Faire bouger les lignes

« Je voulais voir si ce type de simulation pouvait se transposer dans l’agence avec nos adhérents », explique Lionel Defranoux. Le représentant des énergise renouvelables dans le jeu, est, dans la vraie vie, directeur de l’agence régionale pour la biodiversité. Ses adhérents sont des collectivités, des associations de défense de l’environnement, la fédération de chasse, de pêche, mais aussi des entreprises et des chercheurs. Autant de voix qui sont souvent difficiles à accorder.

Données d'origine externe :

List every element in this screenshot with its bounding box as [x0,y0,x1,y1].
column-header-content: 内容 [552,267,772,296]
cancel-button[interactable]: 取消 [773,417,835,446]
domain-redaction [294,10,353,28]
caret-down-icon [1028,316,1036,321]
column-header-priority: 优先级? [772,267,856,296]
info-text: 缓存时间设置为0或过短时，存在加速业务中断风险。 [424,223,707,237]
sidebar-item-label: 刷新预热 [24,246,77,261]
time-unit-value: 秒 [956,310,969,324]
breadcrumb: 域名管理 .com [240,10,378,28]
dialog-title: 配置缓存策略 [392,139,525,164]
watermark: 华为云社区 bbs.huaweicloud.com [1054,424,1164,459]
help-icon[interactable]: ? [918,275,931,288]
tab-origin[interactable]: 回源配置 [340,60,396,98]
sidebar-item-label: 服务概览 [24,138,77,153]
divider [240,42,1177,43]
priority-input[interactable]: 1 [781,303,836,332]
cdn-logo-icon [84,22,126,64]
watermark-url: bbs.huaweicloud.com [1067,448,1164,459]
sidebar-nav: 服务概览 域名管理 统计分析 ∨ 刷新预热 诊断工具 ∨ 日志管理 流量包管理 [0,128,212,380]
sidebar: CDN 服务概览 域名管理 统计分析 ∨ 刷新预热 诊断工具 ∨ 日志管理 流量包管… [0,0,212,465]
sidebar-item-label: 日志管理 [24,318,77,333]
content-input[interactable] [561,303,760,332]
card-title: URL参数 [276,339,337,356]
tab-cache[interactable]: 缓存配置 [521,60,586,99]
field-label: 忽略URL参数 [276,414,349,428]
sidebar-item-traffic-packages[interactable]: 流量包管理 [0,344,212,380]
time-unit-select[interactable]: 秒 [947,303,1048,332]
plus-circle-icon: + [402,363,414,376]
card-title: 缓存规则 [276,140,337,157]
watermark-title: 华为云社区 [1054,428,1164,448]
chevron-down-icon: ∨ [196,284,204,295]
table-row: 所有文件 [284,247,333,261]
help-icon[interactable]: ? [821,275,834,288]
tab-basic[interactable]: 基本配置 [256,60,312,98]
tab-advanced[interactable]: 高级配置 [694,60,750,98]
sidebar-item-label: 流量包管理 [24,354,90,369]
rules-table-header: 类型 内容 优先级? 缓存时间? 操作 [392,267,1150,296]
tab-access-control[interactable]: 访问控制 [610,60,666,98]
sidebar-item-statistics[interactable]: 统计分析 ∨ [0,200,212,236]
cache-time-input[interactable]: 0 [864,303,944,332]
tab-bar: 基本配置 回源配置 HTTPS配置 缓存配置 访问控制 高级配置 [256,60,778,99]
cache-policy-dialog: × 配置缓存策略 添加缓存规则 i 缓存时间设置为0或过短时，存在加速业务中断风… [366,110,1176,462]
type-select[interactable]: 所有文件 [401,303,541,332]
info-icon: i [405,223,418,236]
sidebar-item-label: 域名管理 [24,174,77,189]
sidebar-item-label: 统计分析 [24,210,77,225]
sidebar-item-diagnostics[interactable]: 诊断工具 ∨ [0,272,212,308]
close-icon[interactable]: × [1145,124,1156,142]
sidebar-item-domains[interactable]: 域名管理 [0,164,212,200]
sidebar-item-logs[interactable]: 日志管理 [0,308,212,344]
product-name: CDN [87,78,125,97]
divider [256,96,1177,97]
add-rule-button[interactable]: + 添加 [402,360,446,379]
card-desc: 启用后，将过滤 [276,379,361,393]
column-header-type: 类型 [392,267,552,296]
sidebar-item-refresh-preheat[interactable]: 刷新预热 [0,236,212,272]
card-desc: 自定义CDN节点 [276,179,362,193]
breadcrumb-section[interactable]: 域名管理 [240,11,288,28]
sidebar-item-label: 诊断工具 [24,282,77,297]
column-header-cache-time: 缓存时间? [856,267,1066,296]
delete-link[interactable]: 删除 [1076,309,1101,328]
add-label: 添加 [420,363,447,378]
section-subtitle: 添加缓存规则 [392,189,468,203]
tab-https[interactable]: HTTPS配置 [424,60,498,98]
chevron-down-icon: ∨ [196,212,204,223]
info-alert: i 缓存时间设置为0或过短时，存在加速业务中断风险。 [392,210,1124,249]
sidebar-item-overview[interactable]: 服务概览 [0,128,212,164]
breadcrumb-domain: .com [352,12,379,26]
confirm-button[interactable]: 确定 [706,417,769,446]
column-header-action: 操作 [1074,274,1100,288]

« C’est ce type d’action qui permet de faire bouger les lignes, ça peut être intéressant de leur faire défendre les intérêts inverses. »

Thomas, le joueur qui incarnait le lobby de l’air conditionné renchérit :

« A partir du moment où on a une casquette, on se met à la place de l’autre, on cherche des arguments. »

Après deux heures de débats, le préfet fait part des arrêtés qu’il prendra immédiatement comme l’interdiction de circuler en voiture dans les centres-villes ou d’irriguer les cultures durant la journée. Il annonce aussi la création d’un institut pour aider les agriculteurs à adapter leurs méthodes et leurs semences aux conditions climatiques et malgré la petite enveloppe qui lui était alloué, notre duo a obtenu gain de cause pour intensifier la recherche en énergies marines. Pour certains la santé a été trop privilégiée, pour d’autre c’est l’agriculture, mais l’aide débloquée pour la société civile fait l’unanimité : elle doit permettre de recruter des citoyens bénévoles pour sensibiliser la population aux bons gestes à avoir pour lutter contre le réchauffement et rendre visite aux personnes isolées, principales victimes des périodes de canicule.

Dissert en 3D

Alors que les lumières de Darwin se sont éteintes depuis un moment (économie d’énergie oblige) certains des participants ont du mal à se détacher de leur rôle. D’autres, comme Marie-Zélie sont songeurs :

« Là ce n’était qu’à une échelle locale et pourtant c’était déjà difficile de tirer son épingle du jeu, je n’ose pas imaginer comment se passent les négociations au niveau national ou mondial. »

« On se rend compte que tout est important, l’agriculture, la santé, la distribution de l’eau, l’énergie mais aussi la sensibilisation » ajoute son voisin, qui incarnait la « société civile ».

Marie, 23 ans, et agricultrice d’un soir, a l’impression de vivre en trois dimensions, la dissertation qu’elle avait dû rendre pendant ses études en relations internationales :

« Le sujet était : “Pourquoi un blocage international autour du climat ?”.  Tout tournait autour de l’argent. C’est là que les simulations ont leur rôle à jouer : comprendre que les changements doivent commencer ici, à notre niveau. René Dubos le disait déjà en 1972 : “Penser global, agir local !” On y est».